The headline from Ars Technica caught my eye: “Artists’ lawsuit: major record labels are the real pirates“. I nearly flipped my chair when I jumped out of my seat in pure elation. This was worth a read. A $50 million – $6 billion music infringement lawsuit has been filed against members of the  Canadian Recording Industry Association (CRIA) and even our big four favorites: Warner, Sony BMG, EMI, and Universal. This case was opened up back in 2008, but more and more musicians are raising their voices against the labels.

Apparently the issue is founded upon the notorious “pending list’ which was established back in the 1980s. Canada refined its compulsory license law allowing record companies to use songs without authorization/payment to copyright holders as long as the song was added to a list of music pending said authorization/payment… so artists got to twiddle their thumbs while their work was exploited with only the promise of compensation.

Well you know how things go and how lists can get out of control. Let’s not get all up in arms over the fact that the record industry completely blew off artists,  and continued to add more and more songs to the pending list without compensation or authorization. I’m sure they were busy cashing in on compilation albums like “NOW That’s What I Call Music ∞!” or “BEST OF [insert exploited artist here]”. Apparently the infamous pending list is comprised of over 300,000 songs from major and independent artists- at least this is one area where the record industry is completely unbiased.

So now the Canadian music industry is getting slammed with the same lawsuit they’ve been advocating since the dawn of the digital age and music discovery sites like Grogster and Napster. This whole situation is dripping in irony and I’m soaking it up for everything its worth – which could be as much as $20,000 per infringement, the same standards used against individual file sharers in the past. Joy.

If you’re interested in reading the fine details, here’s the lawsuit.

musing over the google giant

2 Dec

The New York Times features an interesting discussion over the future of the internet giant we all know (and dare-I-say love) as Google.

What Should Google Fear? and Google vs. Government are covered in part 1, while part 2 considers whether Google is Good or Bad for Journalism? and Privacy Concerns.

Part 1 | Part 2

The internet has evolved since its creation and mass inception, so too has Google over the past 10 years since its founding. It’s an ever-changing environment and technology is pushing forward at a break-neck speed. That’s why the first topic, What Should Google Fear, immediately caught my attention. What Google should fear today is definitely not the same as what it feared yesterday or what it will have to watch out for in the future (if there is a Google as we know it 10 years down the road).

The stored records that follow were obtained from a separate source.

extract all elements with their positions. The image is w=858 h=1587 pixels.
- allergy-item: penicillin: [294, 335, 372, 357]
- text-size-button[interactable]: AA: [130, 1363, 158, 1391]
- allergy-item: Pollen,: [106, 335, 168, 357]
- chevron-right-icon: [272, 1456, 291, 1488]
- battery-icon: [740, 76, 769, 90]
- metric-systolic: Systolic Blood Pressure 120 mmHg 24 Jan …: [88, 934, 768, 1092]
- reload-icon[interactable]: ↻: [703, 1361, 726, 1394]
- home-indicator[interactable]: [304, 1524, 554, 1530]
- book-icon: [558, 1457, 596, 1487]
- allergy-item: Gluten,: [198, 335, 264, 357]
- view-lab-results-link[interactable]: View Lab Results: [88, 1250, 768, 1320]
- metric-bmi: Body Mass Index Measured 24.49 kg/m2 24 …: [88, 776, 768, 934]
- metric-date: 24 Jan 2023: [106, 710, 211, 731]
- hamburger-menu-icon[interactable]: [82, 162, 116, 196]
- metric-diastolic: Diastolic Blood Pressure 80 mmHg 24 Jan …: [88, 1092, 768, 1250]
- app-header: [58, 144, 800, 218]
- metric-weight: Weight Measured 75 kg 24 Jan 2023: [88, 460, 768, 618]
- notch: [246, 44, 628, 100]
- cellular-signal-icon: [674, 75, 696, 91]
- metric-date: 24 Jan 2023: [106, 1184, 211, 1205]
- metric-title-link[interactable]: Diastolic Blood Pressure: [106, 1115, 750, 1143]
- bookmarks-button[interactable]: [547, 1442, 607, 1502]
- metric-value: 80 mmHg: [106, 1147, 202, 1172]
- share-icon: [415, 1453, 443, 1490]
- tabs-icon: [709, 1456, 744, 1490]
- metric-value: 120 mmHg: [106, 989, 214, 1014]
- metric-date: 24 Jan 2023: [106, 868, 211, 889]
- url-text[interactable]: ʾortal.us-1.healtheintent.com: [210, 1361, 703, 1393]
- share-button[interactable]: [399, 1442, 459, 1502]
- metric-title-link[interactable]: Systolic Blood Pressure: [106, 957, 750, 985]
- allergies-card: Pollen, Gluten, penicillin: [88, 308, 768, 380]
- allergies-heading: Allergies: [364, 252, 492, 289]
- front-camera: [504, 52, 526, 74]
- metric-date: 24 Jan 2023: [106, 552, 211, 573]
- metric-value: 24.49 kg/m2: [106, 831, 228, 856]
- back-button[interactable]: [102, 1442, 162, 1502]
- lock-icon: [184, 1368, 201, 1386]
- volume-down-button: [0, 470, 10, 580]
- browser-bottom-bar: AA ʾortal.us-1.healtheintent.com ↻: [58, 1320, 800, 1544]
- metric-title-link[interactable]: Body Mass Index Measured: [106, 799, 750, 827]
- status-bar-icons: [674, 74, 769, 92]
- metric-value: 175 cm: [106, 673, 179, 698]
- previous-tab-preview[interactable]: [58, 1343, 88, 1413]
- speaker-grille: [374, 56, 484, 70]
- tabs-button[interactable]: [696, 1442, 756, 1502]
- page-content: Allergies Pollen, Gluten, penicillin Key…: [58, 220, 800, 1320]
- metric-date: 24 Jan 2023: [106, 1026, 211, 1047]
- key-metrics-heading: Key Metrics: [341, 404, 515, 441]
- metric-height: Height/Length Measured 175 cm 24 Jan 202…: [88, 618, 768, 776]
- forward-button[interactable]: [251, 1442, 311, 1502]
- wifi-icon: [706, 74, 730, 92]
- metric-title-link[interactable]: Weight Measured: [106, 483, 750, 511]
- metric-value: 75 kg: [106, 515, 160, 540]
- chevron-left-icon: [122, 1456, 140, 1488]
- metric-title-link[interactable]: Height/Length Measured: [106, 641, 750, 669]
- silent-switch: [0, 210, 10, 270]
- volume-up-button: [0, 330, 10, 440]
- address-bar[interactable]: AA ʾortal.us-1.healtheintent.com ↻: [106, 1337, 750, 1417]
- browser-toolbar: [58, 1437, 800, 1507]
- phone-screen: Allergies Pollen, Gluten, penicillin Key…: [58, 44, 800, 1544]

Right now, there is definite pressure from social networks and alternative gateways that provide niche environments ripe with relevant and quality content. These spaces provide a much more focused environment than Google (or any search engine) results that could have you skimming thousands upon thousands of links. Depending on your purpose, going to a dedicated social network or gateway could save you a lot of time and provide you with a much better “user experience” than using Google.